Reflections on The Four of Cups


It’s a cryptic image we’re confronted with here—one that suggests a condition of boredom, dissatisfaction and ennui, or which perhaps makes a statement of refusal, or even an outright rejection, of apparent good fortune. The number “Four” in the esoteric arts is generally considered to represent a state of completion, of “squaring the circle” and of the state of DIvine consciousness that is actuated in full when the otherworldly Trinity (the Christian Father, Son and Holy Spirit; the Jungian anima, animus and pneuma; or the kabbalistic worlds of Emanation, Creation and Formation) is made manifest inside the mind of Man. Cups, we should recall, though, are a vessel, a container, and as such their spirit-energy is primarily passive in nature; and here, we see the danger posed by an over-abundance of passive psychic energy, or “Satiety” as the card is sometimes called: A state of consciousness where we no longer see ourselves as active free agents but merely as passive bystanders through which others work through us. In a reading, this can signify a state of sadness or wistfulness on the part of a querent—that feeling we’ve all had in our lives at one time or another where we just don’t want to get out of bed in the morning, when life seems to lack the kind of immediacy that animates and excites us. When we are influenced by Cups, we tend to love deeply in our relationships, and perhaps we are feeling that our love isn’t being acknowledged or returned in kind. Or perhaps we’ve just had a bad spell of luck of late, and are feeling sorry for ourselves. Whatever the reason for our funk, the card suggests that we are missing some of that fiery-active “Wands” energy in our daily lives, and that we should consider shaking up our daily routine, to literally “rekindle” our enthusiasm for living. But first, we need to have a drink of water, and get up and go for a walk!

As mentioned, the number “Four” signifies a completion of a thing—and hence, by implication, the beginning of another; and bearing that in mind, there is another way of looking at this card, particularly if it is surrounded by other Cups in a spread, and that is: A new opportunity, or a gift freely offered. Cups govern our emotional, feeling lives, and in a reading, the Four may signify a potential love interest or friendship on the horizon. Perhaps we find ourselves attracted to someone—or someone to us—but one of us is hesitant to accept the other’s offerings, perhaps out of fear of rejection and/or heartbreak. We’ve all experienced that sort of uneasiness at one time or another, particularly if we have recently gone through a painful divorce or breakup. But receiving the gift of love requires us to be willing to give love in kind, which in turn requires us to take chances, and to be willing to seize opportunities—in love and in life—whenever they’re offered us. We can “refuse the cup” and live the hermit’s life if we choose, but for most of us, it’s far less rewarding than a life lived in a spirit of love expressed outward and of shared happiness. The New Vision deck provides us with a clue of what we potentially miss when we spurn the entreaties of others:

Scan 2

We’ve been advised many times not to “look a gift horse in the mouth.” So what are we going to do here—sit and stare and feel sorry for ourselves, or hop on for a ride? Sure, we might fall off, but if we hang on tight, imagine the worlds we might behold along the way!

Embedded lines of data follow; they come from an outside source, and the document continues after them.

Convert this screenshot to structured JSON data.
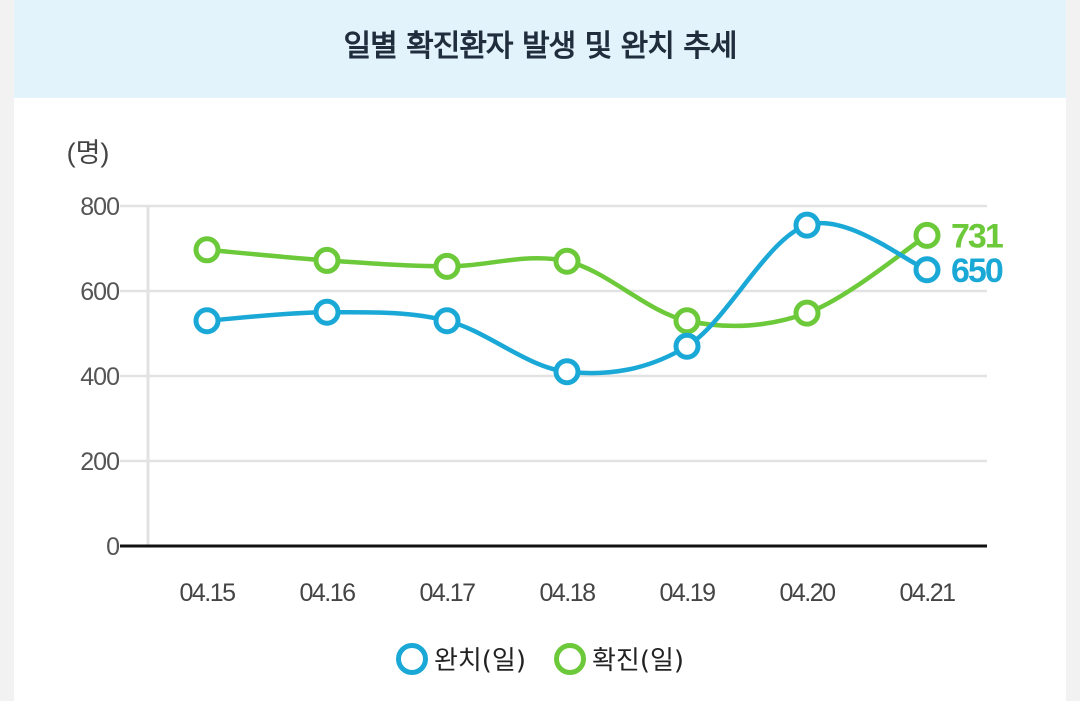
{
  "header": {
    "title": "일별 확진환자 발생 및 완치 추세"
  },
  "colors": {
    "recovered": "#1aa8d6",
    "confirmed": "#6cc93a",
    "grid": "#e2e2e2",
    "axis": "#111111"
  },
  "chart_data": {
    "type": "line",
    "title": "일별 확진환자 발생 및 완치 추세",
    "ylabel": "(명)",
    "xlabel": "",
    "ylim": [
      0,
      800
    ],
    "yticks": [
      0,
      200,
      400,
      600,
      800
    ],
    "categories": [
      "04.15",
      "04.16",
      "04.17",
      "04.18",
      "04.19",
      "04.20",
      "04.21"
    ],
    "series": [
      {
        "name": "완치(일)",
        "key": "recovered",
        "values": [
          530,
          550,
          530,
          410,
          470,
          755,
          650
        ]
      },
      {
        "name": "확진(일)",
        "key": "confirmed",
        "values": [
          697,
          672,
          658,
          670,
          530,
          548,
          731
        ]
      }
    ],
    "end_labels": [
      {
        "series": "확진(일)",
        "text": "731"
      },
      {
        "series": "완치(일)",
        "text": "650"
      }
    ],
    "legend": "bottom-center",
    "grid": true
  }
}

There is yet another way to read this card, though it is generally only applicable when surrounded in a spread by a predominant number of cards from the Major Arcana: in that event, the Four can signify the activation of the higher mystic impulse within the mind of the querent. Consider Gautama’s enlightenment after sitting beneath the bodhi tree; then consider the figure in the card who is likewise seated, legs posed in a classic lotus position, beneath a leafy canopy. Perhaps he refuses the cup being offered because he has no need of it, for he has transcended the mundane realm of feelings and emotions, or even the basic elemental need for food and drink! Very few of us ever achieve this samadhi-state of superconsciousness, but the potentiality of it exists in each of us, and it assumes countless permutations, large and small, within our psyches. We can behold the majesty of God’s Creation in some ecstatic-mystic trance state, or we can simply forgive and show mercy to others in our daily walk. The same Divine impulse lies behind both expressions, and favors both in equal measure.